Todo arte ofrece su anatomía. Esta se puede comprender al observar, cenitalmente, el trabajo de unos cuantos escogidos que dirigen las líneas de fuerza que configuran dicha anatomía. Estas líneas, siempre escasas pero fundamentales, son las voces, individuos que en su originalidad le llevan la contraria a Marx y vencen al mecanismo, vuelcan el tablero de juego y obligan a jugar con nuevas reglas.

La tarea del crítico (máxime en esta ahora de un movimiento acelerado que resulta tan vertiginoso como insustancial) es la detección de esas líneas de fuerza a partir de un todo. Una vez las conoce, y como bien entendió André Bazin en “¿Qué es el cine?”, puede plantearse con éxito esas grandes preguntas (la de Bazin es magno ejemplo) que siempre requieren en sus respuestas de los creadores más sobresalientes.

Al observar el fantástico español a partir de ciertos títulos de la cosecha del 2011 (y de la presente de 2012) puedo decir que, aunque mi conocimiento del todo todavía es escaso (me queda mucho por leer), la detección de ciertas voces están más que confirmadas, voces en las que uno puede arriesgar el bolsillo cada vez más menguante sabiendo que el sacrificio merece la pena.

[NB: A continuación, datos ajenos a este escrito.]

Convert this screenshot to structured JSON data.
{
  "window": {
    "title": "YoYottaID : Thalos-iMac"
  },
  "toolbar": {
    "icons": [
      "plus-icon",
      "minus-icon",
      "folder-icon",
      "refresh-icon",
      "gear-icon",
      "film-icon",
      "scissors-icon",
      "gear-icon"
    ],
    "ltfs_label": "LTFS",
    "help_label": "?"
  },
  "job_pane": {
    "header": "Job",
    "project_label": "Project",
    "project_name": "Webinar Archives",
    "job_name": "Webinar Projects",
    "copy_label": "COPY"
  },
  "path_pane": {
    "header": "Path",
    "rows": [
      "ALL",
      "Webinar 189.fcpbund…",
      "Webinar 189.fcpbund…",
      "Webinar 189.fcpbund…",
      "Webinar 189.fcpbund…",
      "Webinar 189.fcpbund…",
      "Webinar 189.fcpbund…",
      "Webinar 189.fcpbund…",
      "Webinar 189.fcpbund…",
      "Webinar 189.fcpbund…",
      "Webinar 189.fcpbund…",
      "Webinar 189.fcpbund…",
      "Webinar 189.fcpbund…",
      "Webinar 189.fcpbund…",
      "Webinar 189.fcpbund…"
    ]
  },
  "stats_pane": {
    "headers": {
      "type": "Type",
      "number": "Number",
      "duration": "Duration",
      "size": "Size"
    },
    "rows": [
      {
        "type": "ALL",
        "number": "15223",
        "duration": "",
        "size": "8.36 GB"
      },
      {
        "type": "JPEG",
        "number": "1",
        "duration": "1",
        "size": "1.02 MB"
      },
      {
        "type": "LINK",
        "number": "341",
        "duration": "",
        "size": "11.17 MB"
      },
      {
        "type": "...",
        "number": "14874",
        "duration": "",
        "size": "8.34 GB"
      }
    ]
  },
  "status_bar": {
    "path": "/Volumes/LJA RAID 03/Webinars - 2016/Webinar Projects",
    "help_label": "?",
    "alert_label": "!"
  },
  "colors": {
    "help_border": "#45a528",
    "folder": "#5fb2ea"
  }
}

Así tenemos a Javier Quevedo Puchal y una inmersión a flor de piel (mejor aún, a flor de alma) en los recovecos existenciales de personajes quebrados en su “Cuerpos descosidos” (NGC, 2011). Así tenemos dos novelas salvajes y contrapuestas (minimalismo y epopeya, esteticismo y parquedad) como son los sendos títulos de Emilio Bueso “Diástole” (Salto de página, 2011) y “Cenital” (Salto de página, 2012). Tenemos también, en órbitas similares a Quevedo, aunque con una mayor madurez en el oficio (si bien tal vez sin toda esa explosión de oscuras pasiones y esa intensidad existencial que contiene “Cuerpos descosidos”), a Ismael Martínez Biurrun, autor ya hecho, construido, poseedor de su propia anatomía literaria que plasma con maestría en “El escondite de Grisha” (2011, Salto de página). Y tenemos a artistas que visten de orfebres y orfebres que, en su artesanía, llegan a ser artistas como son, respectivamente, Victor Conde y su “Hija de lobos” (Minotauro, 2011) y Rodolfo Martínez y su “Fieramente humano” (NGC, 2011).

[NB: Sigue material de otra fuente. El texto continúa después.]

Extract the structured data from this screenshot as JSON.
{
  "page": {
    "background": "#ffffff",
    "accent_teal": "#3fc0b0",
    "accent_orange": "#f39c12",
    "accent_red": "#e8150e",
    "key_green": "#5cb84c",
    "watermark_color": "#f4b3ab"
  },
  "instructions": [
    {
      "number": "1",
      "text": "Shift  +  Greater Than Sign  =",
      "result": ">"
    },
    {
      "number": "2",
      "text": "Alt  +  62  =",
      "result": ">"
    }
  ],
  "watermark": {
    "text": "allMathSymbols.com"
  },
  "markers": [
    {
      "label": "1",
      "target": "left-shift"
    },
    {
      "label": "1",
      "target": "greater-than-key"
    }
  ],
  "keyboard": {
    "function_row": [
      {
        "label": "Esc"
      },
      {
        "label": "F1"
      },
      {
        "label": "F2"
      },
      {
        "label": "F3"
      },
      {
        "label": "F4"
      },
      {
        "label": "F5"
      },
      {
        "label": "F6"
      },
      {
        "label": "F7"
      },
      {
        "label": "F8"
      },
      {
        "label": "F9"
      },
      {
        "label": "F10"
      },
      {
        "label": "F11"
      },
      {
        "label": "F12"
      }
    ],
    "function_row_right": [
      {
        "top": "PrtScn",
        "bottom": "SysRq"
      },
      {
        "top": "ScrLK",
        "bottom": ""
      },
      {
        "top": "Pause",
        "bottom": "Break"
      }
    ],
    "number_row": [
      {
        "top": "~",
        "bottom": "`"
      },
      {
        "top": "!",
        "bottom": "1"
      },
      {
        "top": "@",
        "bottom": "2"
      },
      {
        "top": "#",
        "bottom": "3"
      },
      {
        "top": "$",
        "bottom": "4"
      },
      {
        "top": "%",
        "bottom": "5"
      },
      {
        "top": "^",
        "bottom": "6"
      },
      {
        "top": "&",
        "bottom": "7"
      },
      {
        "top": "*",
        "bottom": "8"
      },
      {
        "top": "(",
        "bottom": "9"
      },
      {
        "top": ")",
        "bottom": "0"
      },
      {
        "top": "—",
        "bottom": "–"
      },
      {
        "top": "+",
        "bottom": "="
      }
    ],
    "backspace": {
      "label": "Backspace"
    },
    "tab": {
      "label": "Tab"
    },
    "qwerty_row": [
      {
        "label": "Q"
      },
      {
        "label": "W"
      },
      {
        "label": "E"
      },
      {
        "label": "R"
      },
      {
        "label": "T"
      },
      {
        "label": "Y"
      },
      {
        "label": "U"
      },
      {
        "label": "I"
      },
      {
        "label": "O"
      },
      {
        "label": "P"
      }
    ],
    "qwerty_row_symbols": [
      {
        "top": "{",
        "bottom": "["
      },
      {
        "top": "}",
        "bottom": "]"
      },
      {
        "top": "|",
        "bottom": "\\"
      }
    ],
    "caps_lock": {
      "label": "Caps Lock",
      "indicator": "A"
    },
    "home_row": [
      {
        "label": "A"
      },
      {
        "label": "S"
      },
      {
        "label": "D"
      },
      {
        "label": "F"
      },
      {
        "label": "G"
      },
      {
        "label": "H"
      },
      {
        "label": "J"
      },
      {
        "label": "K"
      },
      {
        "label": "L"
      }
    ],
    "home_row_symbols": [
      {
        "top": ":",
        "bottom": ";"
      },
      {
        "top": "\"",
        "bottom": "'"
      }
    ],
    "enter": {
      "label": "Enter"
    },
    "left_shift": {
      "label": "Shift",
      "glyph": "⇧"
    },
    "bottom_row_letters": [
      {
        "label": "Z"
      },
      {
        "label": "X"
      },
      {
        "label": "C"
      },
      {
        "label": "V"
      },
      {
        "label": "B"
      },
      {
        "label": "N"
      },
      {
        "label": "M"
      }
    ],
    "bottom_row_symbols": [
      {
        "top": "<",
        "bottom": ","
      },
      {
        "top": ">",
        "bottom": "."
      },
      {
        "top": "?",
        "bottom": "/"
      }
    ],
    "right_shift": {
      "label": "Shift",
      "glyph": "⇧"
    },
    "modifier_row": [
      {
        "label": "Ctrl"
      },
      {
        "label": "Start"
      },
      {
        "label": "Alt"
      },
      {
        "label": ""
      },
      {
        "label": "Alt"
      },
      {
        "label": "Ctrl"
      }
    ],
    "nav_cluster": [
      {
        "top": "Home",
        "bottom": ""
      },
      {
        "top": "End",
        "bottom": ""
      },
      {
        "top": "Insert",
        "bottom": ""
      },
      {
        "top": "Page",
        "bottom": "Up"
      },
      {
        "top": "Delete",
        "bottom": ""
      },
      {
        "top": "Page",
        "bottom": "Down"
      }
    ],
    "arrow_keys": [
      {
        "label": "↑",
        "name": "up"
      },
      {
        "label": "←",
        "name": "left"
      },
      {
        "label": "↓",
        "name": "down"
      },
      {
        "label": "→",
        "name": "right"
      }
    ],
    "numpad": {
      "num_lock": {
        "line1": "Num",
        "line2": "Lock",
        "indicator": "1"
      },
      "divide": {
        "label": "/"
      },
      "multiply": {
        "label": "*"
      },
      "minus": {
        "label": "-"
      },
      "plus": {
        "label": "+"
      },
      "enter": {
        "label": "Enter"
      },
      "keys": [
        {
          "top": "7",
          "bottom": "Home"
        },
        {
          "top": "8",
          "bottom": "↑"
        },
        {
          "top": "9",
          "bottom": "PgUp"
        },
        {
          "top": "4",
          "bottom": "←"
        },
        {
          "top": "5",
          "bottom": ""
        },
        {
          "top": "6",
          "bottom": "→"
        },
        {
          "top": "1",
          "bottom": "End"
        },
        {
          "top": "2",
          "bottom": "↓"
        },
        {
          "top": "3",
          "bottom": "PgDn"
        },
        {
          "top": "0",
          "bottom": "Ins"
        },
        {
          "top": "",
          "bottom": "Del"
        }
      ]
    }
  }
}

Al menos a ellos, y a buen seguro hay más, los tenemos.

¿Dónde se sitúa pues Ignacio Cid Hermoso y su debut en la novela “El osito cochambre” (23 Escalones, 2012)? Sin duda, en este grupo. En el de las voces. En el de los colonizadores de lo inexplorado.

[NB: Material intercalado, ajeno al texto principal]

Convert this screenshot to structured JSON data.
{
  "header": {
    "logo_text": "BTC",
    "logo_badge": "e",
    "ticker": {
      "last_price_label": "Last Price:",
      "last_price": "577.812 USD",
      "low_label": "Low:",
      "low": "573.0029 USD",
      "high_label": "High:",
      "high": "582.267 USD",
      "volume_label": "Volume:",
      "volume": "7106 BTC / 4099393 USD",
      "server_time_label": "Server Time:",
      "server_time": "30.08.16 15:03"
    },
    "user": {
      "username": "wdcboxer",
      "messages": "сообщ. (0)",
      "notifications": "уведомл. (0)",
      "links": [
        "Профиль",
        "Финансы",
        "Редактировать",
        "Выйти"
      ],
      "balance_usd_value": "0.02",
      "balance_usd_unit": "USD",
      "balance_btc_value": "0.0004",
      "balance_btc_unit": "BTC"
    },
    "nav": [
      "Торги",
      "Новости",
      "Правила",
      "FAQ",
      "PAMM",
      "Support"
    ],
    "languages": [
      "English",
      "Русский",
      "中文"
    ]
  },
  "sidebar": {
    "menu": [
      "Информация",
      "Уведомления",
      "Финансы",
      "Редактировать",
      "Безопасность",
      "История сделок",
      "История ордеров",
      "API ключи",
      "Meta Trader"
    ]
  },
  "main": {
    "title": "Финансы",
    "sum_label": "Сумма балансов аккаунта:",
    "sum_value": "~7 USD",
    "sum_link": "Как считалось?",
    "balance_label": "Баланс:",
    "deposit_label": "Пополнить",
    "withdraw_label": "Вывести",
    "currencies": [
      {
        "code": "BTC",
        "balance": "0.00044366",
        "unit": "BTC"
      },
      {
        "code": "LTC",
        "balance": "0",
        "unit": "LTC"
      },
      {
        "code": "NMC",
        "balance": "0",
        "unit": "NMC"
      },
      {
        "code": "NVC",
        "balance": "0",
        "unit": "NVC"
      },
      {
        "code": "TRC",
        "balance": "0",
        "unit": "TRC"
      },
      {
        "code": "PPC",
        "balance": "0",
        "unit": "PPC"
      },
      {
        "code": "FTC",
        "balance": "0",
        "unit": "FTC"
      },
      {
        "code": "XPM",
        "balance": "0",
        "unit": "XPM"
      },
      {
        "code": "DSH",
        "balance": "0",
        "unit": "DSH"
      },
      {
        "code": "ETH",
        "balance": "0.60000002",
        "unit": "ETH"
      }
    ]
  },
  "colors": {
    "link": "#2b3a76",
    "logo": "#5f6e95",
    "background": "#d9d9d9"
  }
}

Pero, ¿a qué atiende ese “inexplorado” en Ignacio Cid? ¿Se trata de una búsqueda en el cómo o una búsqueda en el qué? ¿Y cómo se caracteriza esta búsqueda?

Ignacio Cid es, de todos los autores citados, el más preocupado por encontrar nuevas sendas al cómo. Su herramienta fundamental es desplazar el empleo de la metáfora de muleta comparativa (influencia clara y fundamental de Stephen King, quien definió en “Mientras escribo” la importancia de este recurso para hacer comprender al lector mejor tanto una descripción visual como una emoción o un pensamiento) a las coordenadas de pulsión expresiva. Dicho en términos más claros, la metáfora deja de ser medio para convertirse en fin.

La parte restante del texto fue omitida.